表6-3-2-1 港区一般会計歳入決算額の推移(昭和50~59年度)

各年度の決算報告書から作成。四捨五入のため、合計が一致しない場合がある


ここで、特別区税が歳入総額に占める割合の推移を港区と特別区全体で比較してみる。図6-3-2-1は、普通会計歳入決算総額に占める特別区税の割合の推移を示したものであるが(ただし、昭和五〇~五四年度の港区は一般会計)、特別区全体が緩やかな上昇傾向にあったのに対して、港区は大きく低下した時期があったことがわかる。しかし、一貫して港区が特別区全体を上回って推移していたことは昭和四〇年代以前と同様であり、その差は同五八年度には約三割に達している。すなわち、この時期の港区も、特別区全体と比べて税収に恵まれていたといえる。

図6-3-2-1 普通会計歳入決算総額に占める特別区税の割合の推移(昭和50~59年度)

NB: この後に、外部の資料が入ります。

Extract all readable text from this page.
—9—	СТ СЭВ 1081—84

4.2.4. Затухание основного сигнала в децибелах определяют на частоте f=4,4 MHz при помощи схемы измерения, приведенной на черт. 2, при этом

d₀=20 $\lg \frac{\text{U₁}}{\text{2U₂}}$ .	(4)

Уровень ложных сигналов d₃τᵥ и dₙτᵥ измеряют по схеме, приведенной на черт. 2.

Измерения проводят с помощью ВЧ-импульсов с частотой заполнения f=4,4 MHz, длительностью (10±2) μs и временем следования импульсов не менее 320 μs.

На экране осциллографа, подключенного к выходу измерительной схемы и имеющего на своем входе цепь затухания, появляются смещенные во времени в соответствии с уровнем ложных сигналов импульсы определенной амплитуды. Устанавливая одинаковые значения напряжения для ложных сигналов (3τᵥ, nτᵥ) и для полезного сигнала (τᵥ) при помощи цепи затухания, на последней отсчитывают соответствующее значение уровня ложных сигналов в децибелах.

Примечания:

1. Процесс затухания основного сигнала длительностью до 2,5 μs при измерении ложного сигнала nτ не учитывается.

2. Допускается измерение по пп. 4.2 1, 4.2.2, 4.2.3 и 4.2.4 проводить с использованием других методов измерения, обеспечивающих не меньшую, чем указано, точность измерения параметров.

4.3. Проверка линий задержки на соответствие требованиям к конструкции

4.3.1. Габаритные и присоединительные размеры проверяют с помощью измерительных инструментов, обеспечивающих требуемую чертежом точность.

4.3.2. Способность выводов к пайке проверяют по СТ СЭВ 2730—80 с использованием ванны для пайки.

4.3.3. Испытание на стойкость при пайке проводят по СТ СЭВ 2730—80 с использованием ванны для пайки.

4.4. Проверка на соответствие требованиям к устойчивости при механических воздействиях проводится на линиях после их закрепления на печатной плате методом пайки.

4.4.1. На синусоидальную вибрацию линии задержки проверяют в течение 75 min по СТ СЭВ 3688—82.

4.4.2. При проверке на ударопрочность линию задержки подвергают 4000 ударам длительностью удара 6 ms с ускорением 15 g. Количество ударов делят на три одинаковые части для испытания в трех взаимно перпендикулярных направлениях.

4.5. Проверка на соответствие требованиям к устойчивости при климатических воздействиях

『昭和54年度 地方財政統計年報』(自治省、1981)、『港区議会史 通史編』(1993)、「特別区の統計」(特別区協議会)各年版から作成。昭和50~54年度の港区は一般会計


特別区税に次ぐ割合を占めているのは、昭和五〇~五二年度は国庫支出金、五三年度は特別区債、五四年度は国庫支出金、五五年度は諸収入、五六・ 五七年度は国庫支出金、五八年度は諸収入、五九年度は特別区債であり、五三年度および五九年度の特別区債が11%台となっている他は、いずれも7~8%台の割合となっている。以上から、この時期の港区にとって特別区税に次ぐ重要な財源は、国庫支出金と特別区債であったといえよう。
ここで、特別区税についてさらに詳しくみることとする。表6-3-2-2(*)は特別区税の歳入決算額の推移を示したものであるが、前節と同様、特別区税のうち特別区民税が一貫して最も大きな割合を占めており、七割台で推移している。その他の税目について目立った変化は、昭和五四年度まで一割に満たない割合であった電気税が、翌年度以降は一割以上を占めるようになったこと、その反面、同五二年度までは1%台で推移していたガス税が、翌年度以降は同五五年度を除いて1%未満で推移していること程度であり、この時期における港区の税収構造に大きな変化はなかったといえる。
ちなみに、国庫支出金と並んで特別区税に次ぐ重要な財源であった特別区債であるが、昭和五一年度予算から、特別区税収入の伸長が期待できない中で財源不足を補うために、初めて当初予算から計上されることとなった(港区議会史編さん委員会編 一九九三)。その結果、昭和四〇年代においては例外的であった特別区債が、五〇年代においては一般的な財源として定着することとなったのである。